Government owned by corporations
March 15, 2004 11:31 PM   Subscribe

Vans Stevenson, senior lobbyist for MPAA (the Motion Picture Association of America), was the last to revise a letter California State Attorney General Bill Lockyer is to distribute to other attorney generals. Lockyer is the president of the National Association of Attorneys General. - is your government owned? Lockyer receives thousands in campaign contributions from MPAA, RIAA, and '[via: The Register]..corporate and private donations from the major studios, including The Paramount Pictures Group, Sony Pictures Entertainment Inc., Warner Bros PAC, AOL Time Warner. Senior executives, such as Alan Horn and Howard Welinsky, respectively CEO and senior VP at Warner Brothers..." Adam Eisgrau of P2P United said that "the draft attributed to the attorney general's office contains many significant factual errors, eyebrow-raising metadata, and articulates a very broad expansion in several important respects of product liability and consumer protection law that would have enormous effects..' It's in The NY Times. Slyck has the original document.
posted by giantkicks (3 comments total)
 
Vans Stevenson, senior lobbyist for MPAA (the Motion Picture Association of America), was the last to revise a letter California State Attorney General Bill Lockyer is to distribute to other attorney generals.

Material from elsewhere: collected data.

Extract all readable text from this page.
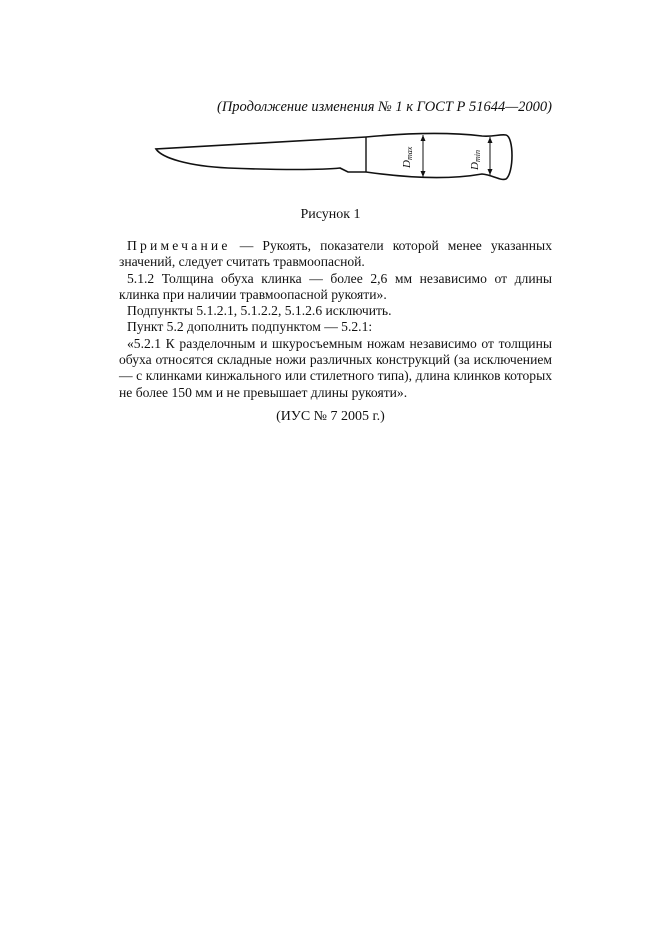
(Продолжение изменения № 1 к ГОСТ Р 51644—2000)
Dmax
Dmin
Рисунок 1

Примечание — Рукоять, показатели которой менее указанных значений, следует считать травмоопасной.

5.1.2 Толщина обуха клинка — более 2,6 мм независимо от длины клинка при наличии травмоопасной рукояти».

Подпункты 5.1.2.1, 5.1.2.2, 5.1.2.6 исключить.

Пункт 5.2 дополнить подпунктом — 5.2.1:

«5.2.1 К разделочным и шкуросъемным ножам независимо от толщины обуха относятся складные ножи различных конструкций (за исключением — с клинками кинжального или стилетного типа), длина клинков которых не более 150 мм и не превышает длины рукояти».

(ИУС № 7 2005 г.)
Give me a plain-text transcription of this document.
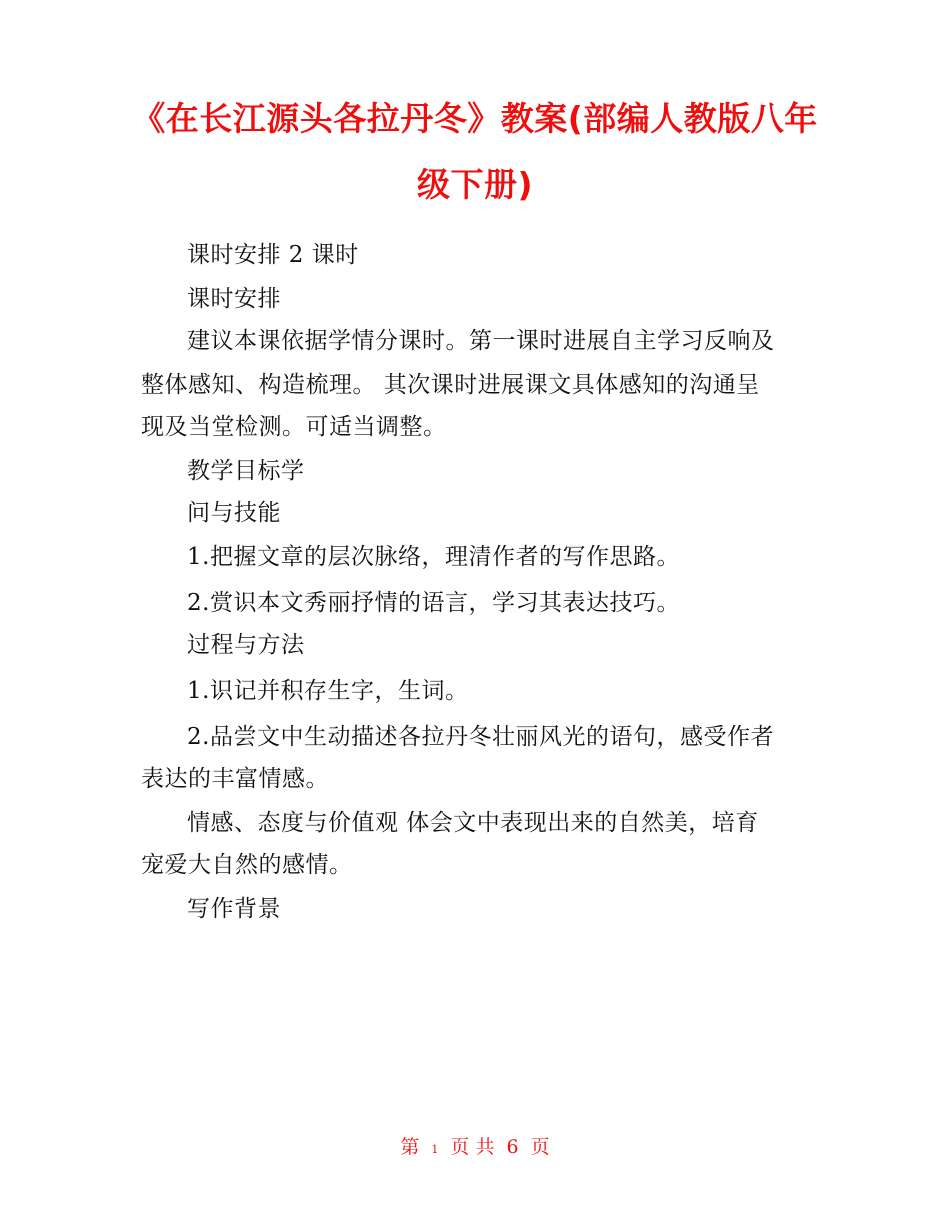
《在长江源头各拉丹冬》教案(部编人教版八年
级下册)
课时安排 2 课时
课时安排
建议本课依据学情分课时。第一课时进展自主学习反响及
整体感知、构造梳理。 其次课时进展课文具体感知的沟通呈
现及当堂检测。可适当调整。
教学目标学
问与技能
1.把握文章的层次脉络，理清作者的写作思路。
2.赏识本文秀丽抒情的语言，学习其表达技巧。
过程与方法
1.识记并积存生字，生词。
2.品尝文中生动描述各拉丹冬壮丽风光的语句，感受作者
表达的丰富情感。
情感、态度与价值观 体会文中表现出来的自然美，培育
宠爱大自然的感情。
写作背景
第 1 页 共 6 页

Actually, that's not quite right, according to your link:
"The draft document, dated Feb. 26, was obtained by Wired News on March 12. Distribution of a revised version to other attorneys general is said to coincide with the spring meeting in Washington, D.C., March 15 to 17 of the National Association of Attorneys General, of which Lockyer is president."
The metadata certainly supports the idea that Stevenson might have been the last person to revise that particular draft that Wired obtained, but Wired is pretty clear to state that what they obtained was a draft document.

Doesn't change the core concern, of course, of business influencing government at that level of policy, but scrutinizing the metadata of an "obtained draft" should be done cautiously. Lord knows there's plenty enough to criticize in the text itself.
posted by bclark at 3:42 AM on March 16, 2004


I sorta wish this story didn't come out until after the final letter was distributed. Now Lockyer has an obligation to revise it and make it more factually correct. If they didn't know that Wired knew, we could have seen the final output and whether it was exactly what was dictated by the MPAA.

Of course, if the final letter was significantly different from the draft, Wired would have no story at all, rather than the scant story they have right now. Now we're guaranteed that they'll be different.

I can't figure out if this is activist journalism or opportunist journalism.
posted by VulcanMike at 6:17 AM on March 16, 2004


Looks like the MPAA is dealing with the best damn government money can buy.